Question

Let $\alpha \beta \neq 0$ and $A = \begin{bmatrix} \beta & \alpha & 3 \\ \alpha & \alpha & \beta \\ -\beta & \alpha & 2\alpha \end{bmatrix}$. If $B = \begin{bmatrix} 3\alpha & -9 & 3\alpha \\ -\alpha & 7 & -2\alpha \\ -2\alpha & 5 & -2\beta \end{bmatrix}$ is the matrix of cofactors of the elements of A, then det(AB) is equal to:

• A. 343
• B. 125
• C. 64
• D. 216

Answer 1

The Correct Option is D

Given that \( B \) is the matrix of cofactors of \( A \), we apply the relation \( AB = \det(A) \cdot I_3 \), where \( I_3 \) is the \( 3 \times 3 \) identity matrix. This implies \( \det(AB) = \det(A)^3 \).

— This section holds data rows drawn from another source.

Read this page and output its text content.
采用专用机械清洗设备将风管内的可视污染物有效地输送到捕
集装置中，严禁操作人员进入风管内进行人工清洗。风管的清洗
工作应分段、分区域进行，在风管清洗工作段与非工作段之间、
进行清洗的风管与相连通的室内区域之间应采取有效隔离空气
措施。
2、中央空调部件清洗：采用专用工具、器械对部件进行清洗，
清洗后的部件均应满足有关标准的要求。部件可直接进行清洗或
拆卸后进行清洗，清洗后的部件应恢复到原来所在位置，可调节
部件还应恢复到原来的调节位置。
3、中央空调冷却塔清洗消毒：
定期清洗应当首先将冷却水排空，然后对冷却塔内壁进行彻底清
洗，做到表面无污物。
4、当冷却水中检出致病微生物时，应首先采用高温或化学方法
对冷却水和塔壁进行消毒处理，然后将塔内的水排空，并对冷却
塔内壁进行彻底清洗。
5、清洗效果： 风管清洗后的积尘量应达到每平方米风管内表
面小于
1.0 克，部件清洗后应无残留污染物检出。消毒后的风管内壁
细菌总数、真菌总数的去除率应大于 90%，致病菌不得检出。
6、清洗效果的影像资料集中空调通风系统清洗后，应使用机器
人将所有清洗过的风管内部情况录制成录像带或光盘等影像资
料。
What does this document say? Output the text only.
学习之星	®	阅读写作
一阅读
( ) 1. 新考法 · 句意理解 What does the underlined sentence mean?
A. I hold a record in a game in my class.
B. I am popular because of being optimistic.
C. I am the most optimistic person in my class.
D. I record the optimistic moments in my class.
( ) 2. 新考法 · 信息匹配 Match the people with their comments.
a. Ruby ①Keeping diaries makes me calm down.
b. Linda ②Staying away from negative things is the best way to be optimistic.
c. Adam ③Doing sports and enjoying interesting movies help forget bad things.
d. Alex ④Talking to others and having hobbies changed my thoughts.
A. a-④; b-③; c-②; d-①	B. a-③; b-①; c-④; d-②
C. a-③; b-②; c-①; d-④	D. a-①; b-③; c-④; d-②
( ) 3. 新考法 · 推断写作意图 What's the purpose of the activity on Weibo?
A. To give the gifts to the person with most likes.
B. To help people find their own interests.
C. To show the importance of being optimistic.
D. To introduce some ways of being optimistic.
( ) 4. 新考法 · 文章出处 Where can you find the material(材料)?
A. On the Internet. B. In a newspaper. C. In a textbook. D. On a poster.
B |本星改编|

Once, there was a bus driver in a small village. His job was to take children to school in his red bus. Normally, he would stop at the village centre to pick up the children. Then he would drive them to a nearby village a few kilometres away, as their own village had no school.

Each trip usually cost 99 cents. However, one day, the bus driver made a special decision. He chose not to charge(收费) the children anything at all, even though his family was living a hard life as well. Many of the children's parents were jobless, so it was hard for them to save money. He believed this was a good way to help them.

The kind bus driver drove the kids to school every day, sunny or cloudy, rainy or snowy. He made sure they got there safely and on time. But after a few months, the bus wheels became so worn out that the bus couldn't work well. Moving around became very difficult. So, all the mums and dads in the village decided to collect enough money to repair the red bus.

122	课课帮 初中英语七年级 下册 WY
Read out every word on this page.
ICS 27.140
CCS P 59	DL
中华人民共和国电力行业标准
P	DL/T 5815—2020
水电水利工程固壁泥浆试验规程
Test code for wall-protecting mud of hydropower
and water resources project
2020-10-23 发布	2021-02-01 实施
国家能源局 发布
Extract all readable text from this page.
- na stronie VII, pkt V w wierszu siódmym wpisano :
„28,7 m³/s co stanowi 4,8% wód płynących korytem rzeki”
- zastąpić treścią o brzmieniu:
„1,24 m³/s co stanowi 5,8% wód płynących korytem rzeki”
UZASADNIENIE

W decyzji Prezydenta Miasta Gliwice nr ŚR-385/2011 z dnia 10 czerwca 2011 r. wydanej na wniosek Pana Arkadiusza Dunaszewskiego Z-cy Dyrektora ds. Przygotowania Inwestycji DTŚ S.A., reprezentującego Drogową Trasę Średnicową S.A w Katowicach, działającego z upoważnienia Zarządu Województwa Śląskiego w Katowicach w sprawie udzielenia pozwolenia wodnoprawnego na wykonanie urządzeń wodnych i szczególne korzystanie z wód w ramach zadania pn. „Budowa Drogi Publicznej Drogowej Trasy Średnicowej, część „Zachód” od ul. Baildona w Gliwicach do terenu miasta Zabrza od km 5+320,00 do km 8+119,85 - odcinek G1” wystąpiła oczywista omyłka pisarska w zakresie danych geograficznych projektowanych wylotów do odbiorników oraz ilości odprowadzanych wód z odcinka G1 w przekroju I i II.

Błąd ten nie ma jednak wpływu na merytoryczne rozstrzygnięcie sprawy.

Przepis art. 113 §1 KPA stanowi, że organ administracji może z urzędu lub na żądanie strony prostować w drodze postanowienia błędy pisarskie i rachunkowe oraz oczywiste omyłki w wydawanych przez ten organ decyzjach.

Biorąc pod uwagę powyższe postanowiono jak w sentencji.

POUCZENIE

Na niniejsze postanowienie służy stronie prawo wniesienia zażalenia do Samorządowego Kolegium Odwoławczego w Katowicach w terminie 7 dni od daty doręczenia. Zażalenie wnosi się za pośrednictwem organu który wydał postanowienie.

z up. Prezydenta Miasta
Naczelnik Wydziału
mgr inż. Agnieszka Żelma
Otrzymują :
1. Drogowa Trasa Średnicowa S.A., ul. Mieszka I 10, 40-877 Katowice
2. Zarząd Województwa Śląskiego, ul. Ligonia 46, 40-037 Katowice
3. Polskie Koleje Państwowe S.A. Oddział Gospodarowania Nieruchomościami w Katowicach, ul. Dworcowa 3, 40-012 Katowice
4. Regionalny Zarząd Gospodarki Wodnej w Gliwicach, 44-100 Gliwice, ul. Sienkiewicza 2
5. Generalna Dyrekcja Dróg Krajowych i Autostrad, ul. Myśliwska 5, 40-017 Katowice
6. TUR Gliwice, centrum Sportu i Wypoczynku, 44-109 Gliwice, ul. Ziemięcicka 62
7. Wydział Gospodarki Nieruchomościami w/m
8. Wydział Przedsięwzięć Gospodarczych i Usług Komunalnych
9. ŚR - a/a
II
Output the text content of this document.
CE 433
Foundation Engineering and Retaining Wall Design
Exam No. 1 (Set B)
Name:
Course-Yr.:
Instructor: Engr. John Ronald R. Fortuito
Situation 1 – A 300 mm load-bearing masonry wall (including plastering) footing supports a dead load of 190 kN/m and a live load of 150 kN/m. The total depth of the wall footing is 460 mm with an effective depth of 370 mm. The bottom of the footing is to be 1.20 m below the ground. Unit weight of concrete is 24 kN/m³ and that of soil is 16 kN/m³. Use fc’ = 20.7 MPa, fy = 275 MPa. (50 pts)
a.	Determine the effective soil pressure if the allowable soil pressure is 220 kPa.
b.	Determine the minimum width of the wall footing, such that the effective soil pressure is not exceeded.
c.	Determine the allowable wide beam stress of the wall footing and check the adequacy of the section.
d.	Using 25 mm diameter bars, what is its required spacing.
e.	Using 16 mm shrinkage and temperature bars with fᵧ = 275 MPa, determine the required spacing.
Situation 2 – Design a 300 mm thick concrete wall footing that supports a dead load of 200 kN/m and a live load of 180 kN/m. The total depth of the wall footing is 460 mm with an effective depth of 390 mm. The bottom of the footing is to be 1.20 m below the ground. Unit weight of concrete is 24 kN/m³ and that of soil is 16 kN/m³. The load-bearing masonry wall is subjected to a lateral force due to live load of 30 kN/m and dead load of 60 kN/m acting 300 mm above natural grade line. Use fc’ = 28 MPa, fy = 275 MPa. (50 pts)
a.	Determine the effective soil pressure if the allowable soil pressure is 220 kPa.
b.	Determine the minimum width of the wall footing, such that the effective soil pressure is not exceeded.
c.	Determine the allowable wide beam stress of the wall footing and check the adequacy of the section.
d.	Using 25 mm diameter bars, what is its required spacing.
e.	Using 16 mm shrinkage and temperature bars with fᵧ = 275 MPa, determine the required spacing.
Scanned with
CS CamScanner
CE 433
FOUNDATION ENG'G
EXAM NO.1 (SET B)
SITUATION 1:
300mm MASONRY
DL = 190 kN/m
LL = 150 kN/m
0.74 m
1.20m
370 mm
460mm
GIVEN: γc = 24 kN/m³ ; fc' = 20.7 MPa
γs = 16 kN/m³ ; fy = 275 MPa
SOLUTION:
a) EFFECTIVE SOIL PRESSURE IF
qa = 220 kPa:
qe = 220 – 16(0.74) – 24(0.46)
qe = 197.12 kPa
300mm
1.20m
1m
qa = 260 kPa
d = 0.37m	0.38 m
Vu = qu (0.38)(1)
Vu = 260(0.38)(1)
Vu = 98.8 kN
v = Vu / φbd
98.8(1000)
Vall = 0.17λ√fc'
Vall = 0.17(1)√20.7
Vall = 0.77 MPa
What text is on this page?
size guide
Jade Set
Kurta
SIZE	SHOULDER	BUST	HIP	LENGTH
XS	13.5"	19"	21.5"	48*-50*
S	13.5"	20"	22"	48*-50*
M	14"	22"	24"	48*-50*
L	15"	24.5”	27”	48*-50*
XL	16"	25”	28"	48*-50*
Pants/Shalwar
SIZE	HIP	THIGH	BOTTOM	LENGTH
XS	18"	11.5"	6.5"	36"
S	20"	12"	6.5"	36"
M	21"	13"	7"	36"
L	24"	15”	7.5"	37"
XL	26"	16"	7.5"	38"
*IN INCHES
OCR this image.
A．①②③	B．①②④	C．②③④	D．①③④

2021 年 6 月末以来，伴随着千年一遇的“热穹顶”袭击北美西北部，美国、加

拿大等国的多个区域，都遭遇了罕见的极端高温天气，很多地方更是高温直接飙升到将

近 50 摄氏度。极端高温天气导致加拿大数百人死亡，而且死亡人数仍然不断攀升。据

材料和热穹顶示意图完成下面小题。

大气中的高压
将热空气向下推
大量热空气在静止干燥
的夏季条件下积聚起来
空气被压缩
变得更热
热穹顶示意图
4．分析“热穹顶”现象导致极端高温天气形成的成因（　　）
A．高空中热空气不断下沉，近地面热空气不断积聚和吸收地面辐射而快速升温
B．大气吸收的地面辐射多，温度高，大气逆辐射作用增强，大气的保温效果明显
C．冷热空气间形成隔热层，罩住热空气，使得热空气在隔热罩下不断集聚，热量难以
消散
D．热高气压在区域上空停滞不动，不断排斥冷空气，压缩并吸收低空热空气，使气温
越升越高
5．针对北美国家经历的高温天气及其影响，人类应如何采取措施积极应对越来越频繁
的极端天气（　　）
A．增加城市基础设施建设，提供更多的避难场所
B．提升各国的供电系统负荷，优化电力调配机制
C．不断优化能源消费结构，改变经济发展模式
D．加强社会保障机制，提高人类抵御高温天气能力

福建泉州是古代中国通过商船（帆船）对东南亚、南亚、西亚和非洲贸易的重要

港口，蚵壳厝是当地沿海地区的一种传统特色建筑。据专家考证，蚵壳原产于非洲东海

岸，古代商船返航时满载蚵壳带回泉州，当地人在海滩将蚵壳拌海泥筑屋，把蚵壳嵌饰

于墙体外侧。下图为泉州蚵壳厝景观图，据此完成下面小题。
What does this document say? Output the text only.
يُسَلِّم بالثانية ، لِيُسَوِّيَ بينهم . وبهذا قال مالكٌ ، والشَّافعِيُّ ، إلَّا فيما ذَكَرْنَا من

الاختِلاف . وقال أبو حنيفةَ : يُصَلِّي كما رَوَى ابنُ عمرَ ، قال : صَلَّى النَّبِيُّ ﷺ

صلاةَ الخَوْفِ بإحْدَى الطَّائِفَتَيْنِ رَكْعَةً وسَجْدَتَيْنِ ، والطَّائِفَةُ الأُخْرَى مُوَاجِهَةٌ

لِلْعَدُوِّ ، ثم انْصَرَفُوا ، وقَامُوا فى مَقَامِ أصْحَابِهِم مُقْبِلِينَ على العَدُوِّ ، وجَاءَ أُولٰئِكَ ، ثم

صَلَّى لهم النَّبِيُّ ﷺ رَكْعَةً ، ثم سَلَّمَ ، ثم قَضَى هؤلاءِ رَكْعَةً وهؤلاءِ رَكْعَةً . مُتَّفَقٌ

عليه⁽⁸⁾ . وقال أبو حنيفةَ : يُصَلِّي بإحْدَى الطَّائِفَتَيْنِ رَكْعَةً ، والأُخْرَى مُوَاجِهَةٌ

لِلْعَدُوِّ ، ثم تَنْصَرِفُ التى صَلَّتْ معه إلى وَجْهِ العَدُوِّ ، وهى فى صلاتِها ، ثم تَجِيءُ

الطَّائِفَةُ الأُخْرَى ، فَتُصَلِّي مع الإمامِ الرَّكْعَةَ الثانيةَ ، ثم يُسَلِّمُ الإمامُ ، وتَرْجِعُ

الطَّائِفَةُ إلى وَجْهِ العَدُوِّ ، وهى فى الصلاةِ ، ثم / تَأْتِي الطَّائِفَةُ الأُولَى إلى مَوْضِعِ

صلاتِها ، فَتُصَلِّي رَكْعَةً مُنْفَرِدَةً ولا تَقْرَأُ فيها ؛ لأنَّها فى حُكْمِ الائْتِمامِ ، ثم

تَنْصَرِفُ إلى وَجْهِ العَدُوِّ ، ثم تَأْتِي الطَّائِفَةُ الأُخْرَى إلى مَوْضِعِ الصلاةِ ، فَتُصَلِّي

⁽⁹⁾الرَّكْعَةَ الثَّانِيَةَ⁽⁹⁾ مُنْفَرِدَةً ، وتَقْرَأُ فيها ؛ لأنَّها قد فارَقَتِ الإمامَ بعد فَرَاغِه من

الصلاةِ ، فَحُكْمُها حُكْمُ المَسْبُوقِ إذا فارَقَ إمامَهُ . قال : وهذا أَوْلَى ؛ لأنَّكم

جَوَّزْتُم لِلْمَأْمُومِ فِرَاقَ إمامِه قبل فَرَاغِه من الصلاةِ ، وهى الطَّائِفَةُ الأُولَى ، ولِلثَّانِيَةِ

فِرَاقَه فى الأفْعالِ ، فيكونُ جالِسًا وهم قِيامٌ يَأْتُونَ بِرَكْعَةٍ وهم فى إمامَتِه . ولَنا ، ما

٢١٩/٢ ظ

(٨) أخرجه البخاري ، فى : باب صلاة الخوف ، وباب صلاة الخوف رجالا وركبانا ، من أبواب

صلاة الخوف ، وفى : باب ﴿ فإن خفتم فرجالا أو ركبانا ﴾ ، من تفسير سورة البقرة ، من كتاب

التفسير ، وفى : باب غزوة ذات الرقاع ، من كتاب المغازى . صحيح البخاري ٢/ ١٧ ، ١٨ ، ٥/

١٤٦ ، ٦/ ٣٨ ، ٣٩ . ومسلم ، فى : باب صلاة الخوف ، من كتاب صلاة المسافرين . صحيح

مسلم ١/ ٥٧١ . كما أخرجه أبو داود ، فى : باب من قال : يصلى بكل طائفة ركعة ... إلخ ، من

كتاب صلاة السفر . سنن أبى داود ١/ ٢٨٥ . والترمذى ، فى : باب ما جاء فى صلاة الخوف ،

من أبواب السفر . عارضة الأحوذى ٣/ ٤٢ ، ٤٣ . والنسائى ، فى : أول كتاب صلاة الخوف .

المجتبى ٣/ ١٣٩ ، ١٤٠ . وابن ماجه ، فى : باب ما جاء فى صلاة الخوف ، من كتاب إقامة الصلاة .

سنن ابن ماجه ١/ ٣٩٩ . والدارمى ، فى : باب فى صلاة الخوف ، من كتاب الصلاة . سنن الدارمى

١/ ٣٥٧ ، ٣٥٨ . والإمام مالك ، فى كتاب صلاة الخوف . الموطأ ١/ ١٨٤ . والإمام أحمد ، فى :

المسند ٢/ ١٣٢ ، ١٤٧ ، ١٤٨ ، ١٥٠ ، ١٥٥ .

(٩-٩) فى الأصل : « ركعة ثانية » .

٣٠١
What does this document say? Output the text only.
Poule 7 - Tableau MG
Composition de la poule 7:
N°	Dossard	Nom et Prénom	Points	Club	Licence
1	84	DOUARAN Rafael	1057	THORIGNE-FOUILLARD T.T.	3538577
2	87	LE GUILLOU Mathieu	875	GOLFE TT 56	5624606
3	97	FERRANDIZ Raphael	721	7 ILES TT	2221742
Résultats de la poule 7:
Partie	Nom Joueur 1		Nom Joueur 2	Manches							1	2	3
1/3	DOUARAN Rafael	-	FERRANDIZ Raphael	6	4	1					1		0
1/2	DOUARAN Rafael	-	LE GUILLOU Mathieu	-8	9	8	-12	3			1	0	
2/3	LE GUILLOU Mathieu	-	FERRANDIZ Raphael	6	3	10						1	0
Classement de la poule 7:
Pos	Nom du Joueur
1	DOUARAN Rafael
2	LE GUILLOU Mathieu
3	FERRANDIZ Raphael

Step 1: Determine \( \alpha \)

The cofactor condition is \( (2\alpha^2 - 3\alpha) = \alpha \). Rearranging yields \( 2\alpha^2 - 4\alpha = 0 \). Since \( \alpha eq 0 \), we find \( \alpha = 2 \).

Step 2: Determine \( \beta \)

Using \( 2\alpha^2 - \alpha\beta = 3\alpha \) and substituting \( \alpha = 2 \): \( 2 \cdot 2^2 - 2\beta = 3 \cdot 2 \). Simplifying gives \( 8 - 2\beta = 6 \), which leads to \( 2\beta = 2 \) and \( \beta = 1 \).

Step 3: Compute \( \det(A) \)

Substitute \( \alpha = 2 \) and \( \beta = 1 \) into matrix \( A \): \[ A = \begin{bmatrix} 1 & 2 & 3 \\ 2 & 2 & 1 \\ -1 & 2 & 4 \end{bmatrix}. \]

The determinant is calculated as: \[ \det(A) = 1 \cdot \begin{vmatrix} 2 & 1 \\ 2 & 4 \end{vmatrix} - 2 \cdot \begin{vmatrix} 2 & 1 \\ -1 & 4 \end{vmatrix} + 3 \cdot \begin{vmatrix} 2 & 2 \\ -1 & 2 \end{vmatrix}. \]

The minors evaluate to: \( \begin{vmatrix} 2 & 1 \\ 2 & 4 \end{vmatrix} = 6 \), \( \begin{vmatrix} 2 & 1 \\ -1 & 4 \end{vmatrix} = 9 \), and \( \begin{vmatrix} 2 & 2 \\ -1 & 2 \end{vmatrix} = 6 \).

Therefore, \( \det(A) = 1 \cdot 6 - 2 \cdot 9 + 3 \cdot 6 = 6 - 18 + 18 = 6 \).

Step 4: Compute \( \det(AB) \)

Using the relation \( \det(AB) = \det(A)^3 \): \( \det(AB) = 6^3 = 216 \).

The solution corresponds to Option (4).